Quisiera comenzar con una anécdota:
Sucedió en 1978, en el Club Náutico
Hacoaj de Buenos Aires, en el curso de un homenaje
a Bashevis Singer por el Premio Nobel de Literatura
que acababa de obtener. Después
que varios oradores nos detuvimos a señalar
diferentes facetas de su personalidad y de
su obra, le tocó hablar a Marc Turkow,
un excelente periodista, hombre culto y apasionado,
que posiblemente muchos de los presentes recuerden
todavía. Turkow comenzó diciendo,
con tono sereno, que ese encuentro festivo
no era el lugar ni el momento para destacar
los aspectos negativos de la obra de Bashevis,
pero —agregó— en cuanto
terminasen los homenajes por su Premio Nobel,
entonces sí diría que el autor
de Satán en Goray... Y
allí, sin contenerse más, alzó la
voz y arrebatado, destrozó la obra de
Bashevis.
Para
quienes admiramos esa obra, resulta interesante
indagar qué hay en ella que concite
resistencias tan apasionadas y amores tan fervorosos.
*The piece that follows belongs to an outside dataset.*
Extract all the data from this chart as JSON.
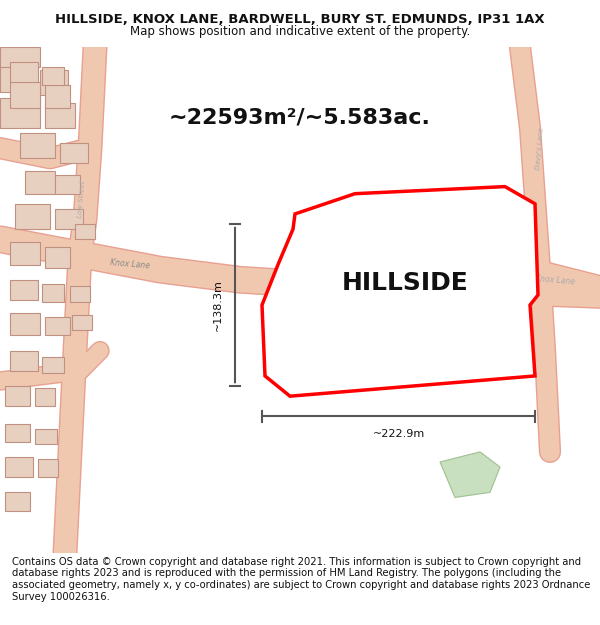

Posiblemente
los más jóvenes y la mayor parte
de los que leen simplemente a Bashevis con
placer, no entiendan de qué resistencias
estoy hablando, pero para cierta gente, habitantes
de la lengua ídish pertenecientes a
generaciones cercanas a la de Bashevis, existen
en sus relatos y novelas aspectos irritantes,
y vale la pena que nos detengamos en esos aspectos
porque tal vez estén entre los más
característicos y más interesantes
de su obra.
Pocos pueden discutir la calidad
literaria, la maestría jasídica
de Bashevis como contador de cuentos, pero
este escritor se introduce en un campo tácitamente
vedado; el de la relación del judío
de los villorrios con su propio cuerpo, con
su propio sexo, con sus propias pasiones, con
sus propios demonios. Lo imperdonable consiste
en que esos personajes suyos, endemoniados,
dominados por pasiones irresistibles, lleven
los dulces nombres de muchachas y madres judías
(Lea, Ester, Kreindl, Risha, Reizele, Yentl);
que lleven el nombre de nuestros abuelos, de
nuestras abuelas, los nombres de nuestros padres,
nuestros propios nombres. Bashevis
irrita, no porque ponga en términos
familiares lo extraño sino porque
descubre lo extraño que hay en lo
familiar, en nosotros mismos.
En El tribunal de mi padre (Main
tatns beis din shtib) ese hermosísimo
conjunto de relatos de Bashevis, entresacados
de los casos que desfilaban por el gabinete
de su padre, el rabino de la calle Krojmalna,
de la calle del pobrerío y del bajo
fondo judío de Varsovia, cuenta Bashevis
que allí, en ese tribunal del puritanismo
judío, se miraba al cuerpo como a una
incomodidad, como a un colgajo extraño
adherido al alma. Lo inquietante de sus
textos es que, sin tomar partido, muestra a
sus piadosos personajes desgarrándose
entre el bien y el mal, entre la fe y el escepticismo,
entre la santidad y la corrupción. Se
trata, desde ya, de una lucha muy judía.
El cristianismo suele poner el mal afuera;
de ahí que se permita levantar tribunales
inquisitoriales. Para el judaísmo
la persona —toda
persona—, es un microcosmos dual; su noche
es parte de su día y lleva dentro de
sí todo el bien y todo el mal, por él
no existen santos entre los humanos. Del primero
al último de los patriarcas, de los
reyes y héroes bíblicos, de Abraham
a Moisés y de David a Salomón,
ninguno es inmaculado pero están todos
atravesados por la LEY. Una ley con la que
los personajes de Bashevis forcejean, sin que
la suya sea precisamente una literatura didáctica,
de mensaje y moraleja. La tensión entre
esos dos rostros del ser humano, entre sus
instintos del bien y del mal, es la inquietante
materia prima con la que está construida
su obra literaria. Sus personajes tienen su
propia lógica, y Bashevis no los fuerza,
sólo los describe con hondura y piedad. “El
mundo —dijo Bashevis alguna vez— está lleno
de maldad, pero también de maravillas.
La función del escritor —agregaba— es
leer la naturaleza de los personajes de Dios,
y Dios dejó también sus impresiones
digitales sobre el barro que usó para
hacer a los extraviados”. Tampoco deja
de ser provocativo el tuteo de Bashevis con
el erotismo y el misterio, con lo sobrenatural,
con lo demoníaco y
lo angélico. Para él, el sexo
y lo sobrenatural van siempre juntos. Sus apasionantes
páginas nos introducen de lleno en mundos
donde reinan duendes judíos, brujas,
espectros y aparecidos judíos; maleficios,
amuletos, males de ojo y exorcismos judíos.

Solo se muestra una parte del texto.